Police spokeswoman Luba Samri told AFP the shrine would open early Friday “for dawn prayers, after midnight” following its first closure in decades. Israel said its clampdown on the shrine was a temporary measure aimed at calming tempers.
Officials from the Islamic Waqf which administers the compound said it was the first closure since Israel seized Arab East Jerusalem during the 1967 War.
A temporary closure was ordered in September 2000, when a provocative visit by then-Israeli opposition leader Ariel Sharon touched off a Palestinian uprising.
“This dangerous Israeli escalation is a declaration of war on the Palestinian people and its sacred places and on the Arab and Islamic nation,” Abbas said through his spokesman Nabil Abu Rudeina, warning it would only fuel “more tension and instability.”
Jordan’s Islamic affairs minister, Hayel Daoud, said it amounted to a case of Israeli “state terrorism.” Under its 1994 peace treaty with Israel, Jordan has responsibility for Muslim holy sites in Jerusalem.
The US urged that the Al-Aqsa Mosque be reopened to Muslim worshippers, and called on all sides to exercise restraint amid spiraling tensions. State Department spokeswoman Jen Psaki also condemned the shooting of Glick..
A spokesman for Prime Minister Benjamin Netanyahu said the closure aimed “to prevent riots and escalation as well as to restore calm and status quo to the Holy Places.”
Meanwhile, Muataz Hijazi, the alleged shooter in the assassination attempt on rightwing activist Rabbi Yehuda Glick, was laid to rest late Thursday after Israel agreed to his burial.
Hijazi was laid to rest in the Salah ad-Din cemetery in East Jerusalem late Thursday.

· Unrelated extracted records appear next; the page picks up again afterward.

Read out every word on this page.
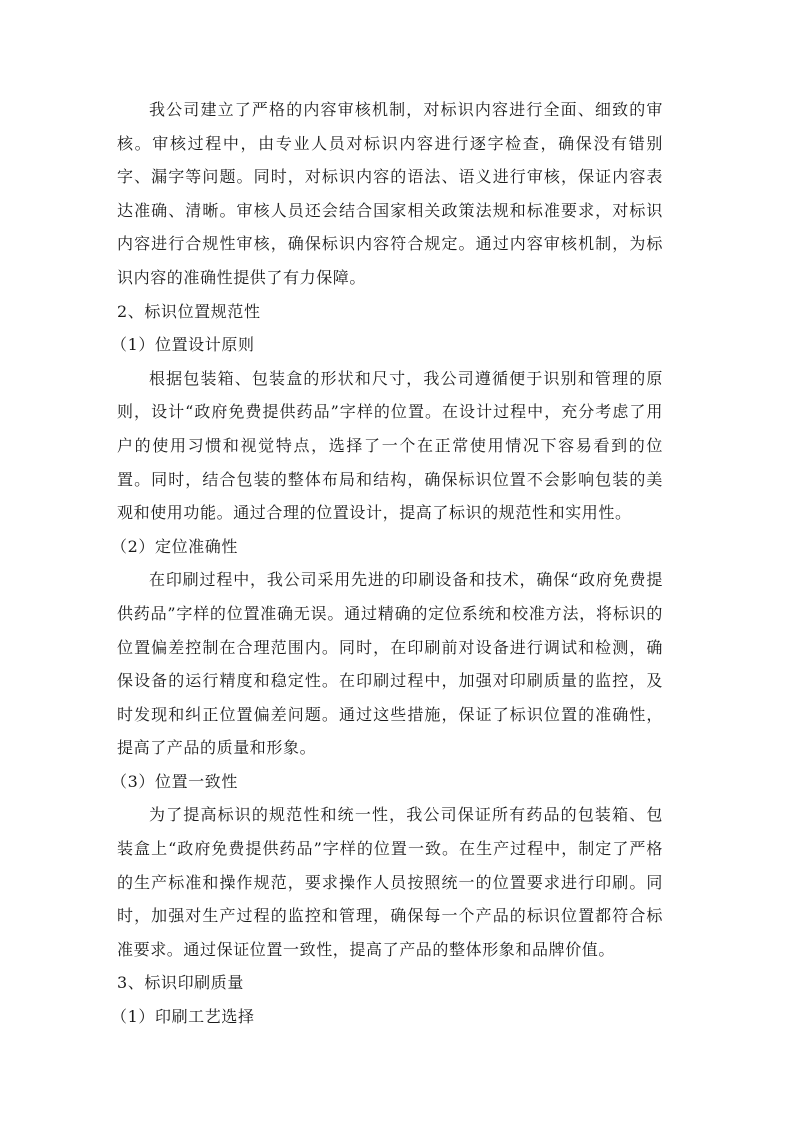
我公司建立了严格的内容审核机制，对标识内容进行全面、细致的审核。审核过程中，由专业人员对标识内容进行逐字检查，确保没有错别字、漏字等问题。同时，对标识内容的语法、语义进行审核，保证内容表达准确、清晰。审核人员还会结合国家相关政策法规和标准要求，对标识内容进行合规性审核，确保标识内容符合规定。通过内容审核机制，为标识内容的准确性提供了有力保障。

2、标识位置规范性

（1）位置设计原则

根据包装箱、包装盒的形状和尺寸，我公司遵循便于识别和管理的原则，设计“政府免费提供药品”字样的位置。在设计过程中，充分考虑了用户的使用习惯和视觉特点，选择了一个在正常使用情况下容易看到的位置。同时，结合包装的整体布局和结构，确保标识位置不会影响包装的美观和使用功能。通过合理的位置设计，提高了标识的规范性和实用性。

（2）定位准确性

在印刷过程中，我公司采用先进的印刷设备和技术，确保“政府免费提供药品”字样的位置准确无误。通过精确的定位系统和校准方法，将标识的位置偏差控制在合理范围内。同时，在印刷前对设备进行调试和检测，确保设备的运行精度和稳定性。在印刷过程中，加强对印刷质量的监控，及时发现和纠正位置偏差问题。通过这些措施，保证了标识位置的准确性，提高了产品的质量和形象。

（3）位置一致性

为了提高标识的规范性和统一性，我公司保证所有药品的包装箱、包装盒上“政府免费提供药品”字样的位置一致。在生产过程中，制定了严格的生产标准和操作规范，要求操作人员按照统一的位置要求进行印刷。同时，加强对生产过程的监控和管理，确保每一个产品的标识位置都符合标准要求。通过保证位置一致性，提高了产品的整体形象和品牌价值。

3、标识印刷质量

（1）印刷工艺选择
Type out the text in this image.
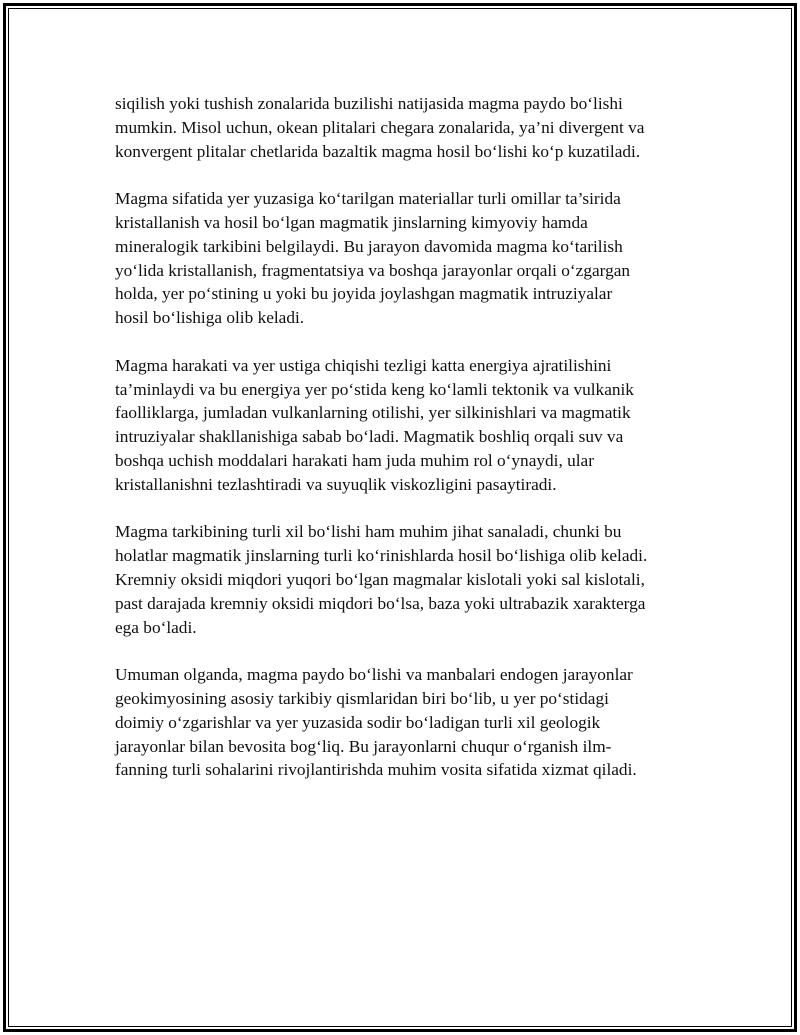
siqilish yoki tushish zonalarida buzilishi natijasida magma paydo bo‘lishi
mumkin. Misol uchun, okean plitalari chegara zonalarida, ya’ni divergent va
konvergent plitalar chetlarida bazaltik magma hosil bo‘lishi ko‘p kuzatiladi.

Magma sifatida yer yuzasiga ko‘tarilgan materiallar turli omillar ta’sirida
kristallanish va hosil bo‘lgan magmatik jinslarning kimyoviy hamda
mineralogik tarkibini belgilaydi. Bu jarayon davomida magma ko‘tarilish
yo‘lida kristallanish, fragmentatsiya va boshqa jarayonlar orqali o‘zgargan
holda, yer po‘stining u yoki bu joyida joylashgan magmatik intruziyalar
hosil bo‘lishiga olib keladi.

Magma harakati va yer ustiga chiqishi tezligi katta energiya ajratilishini
ta’minlaydi va bu energiya yer po‘stida keng ko‘lamli tektonik va vulkanik
faolliklarga, jumladan vulkanlarning otilishi, yer silkinishlari va magmatik
intruziyalar shakllanishiga sabab bo‘ladi. Magmatik boshliq orqali suv va
boshqa uchish moddalari harakati ham juda muhim rol o‘ynaydi, ular
kristallanishni tezlashtiradi va suyuqlik viskozligini pasaytiradi.

Magma tarkibining turli xil bo‘lishi ham muhim jihat sanaladi, chunki bu
holatlar magmatik jinslarning turli ko‘rinishlarda hosil bo‘lishiga olib keladi.
Kremniy oksidi miqdori yuqori bo‘lgan magmalar kislotali yoki sal kislotali,
past darajada kremniy oksidi miqdori bo‘lsa, baza yoki ultrabazik xarakterga
ega bo‘ladi.

Umuman olganda, magma paydo bo‘lishi va manbalari endogen jarayonlar
geokimyosining asosiy tarkibiy qismlaridan biri bo‘lib, u yer po‘stidagi
doimiy o‘zgarishlar va yer yuzasida sodir bo‘ladigan turli xil geologik
jarayonlar bilan bevosita bog‘liq. Bu jarayonlarni chuqur o‘rganish ilm-
fanning turli sohalarini rivojlantirishda muhim vosita sifatida xizmat qiladi.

The police feared rightwing Jews would attempt to exact revenge on Palestinians in a "price tag" attack for the shooting, and thus only 45 family members were permitted to attend the ceremony. Before and after his funeral, Hijazi's home in Jerusalem's Abu Tor neighborhood was the scene of rioting, with security forces being pelted with stones and masked youths setting trash bins ablaze.
Playing with fire
"We are proud of anyone who wants to kill a settler," said one of his family members. "I am the first to take an M16 rifle to kill them. The war between Jews and Arabs is a religious war, so I'm not surprised Glick was shot."
Hijazi's family claim he was murdered in cold blood by Israeli police and they deny he had any role in the assassination attempt of Rabbi Glick.
Hijazi's neighbor, Ayman Shweki, said seemed to echo the claim, attributing tensions to religion: "Why do rightists enter Al-Aqsa every day? It's a Muslim mosque, no Temple Mount or anything. What kind of stories have you been telling yourselves? Don't get near Islam's holy places, it's playing with fire. We were here from before Israel's was established, this is our land."
Abu Tor is a mixed neighborhood, with Jews living on the outskirts – mostly because of the amazing view it provides of Jerusalem's Old City, and not ideological reasons. Not far from the Jewish homes, the Arab residents pelt police with stones.
Hijazi's cousin, who refused to be mentioned by name, said "everything the police do to us we will do to you," he said decisively.
"If you kill our people we will not stand by idly. If you kill our kids and close the Al-Aqsa mosque then it means you want an intifada (uprising). We (the youths of East Jerusalem) want you to go back to where you came from. Only then will there be peace in Palestine. If not – there will be no calm," he said.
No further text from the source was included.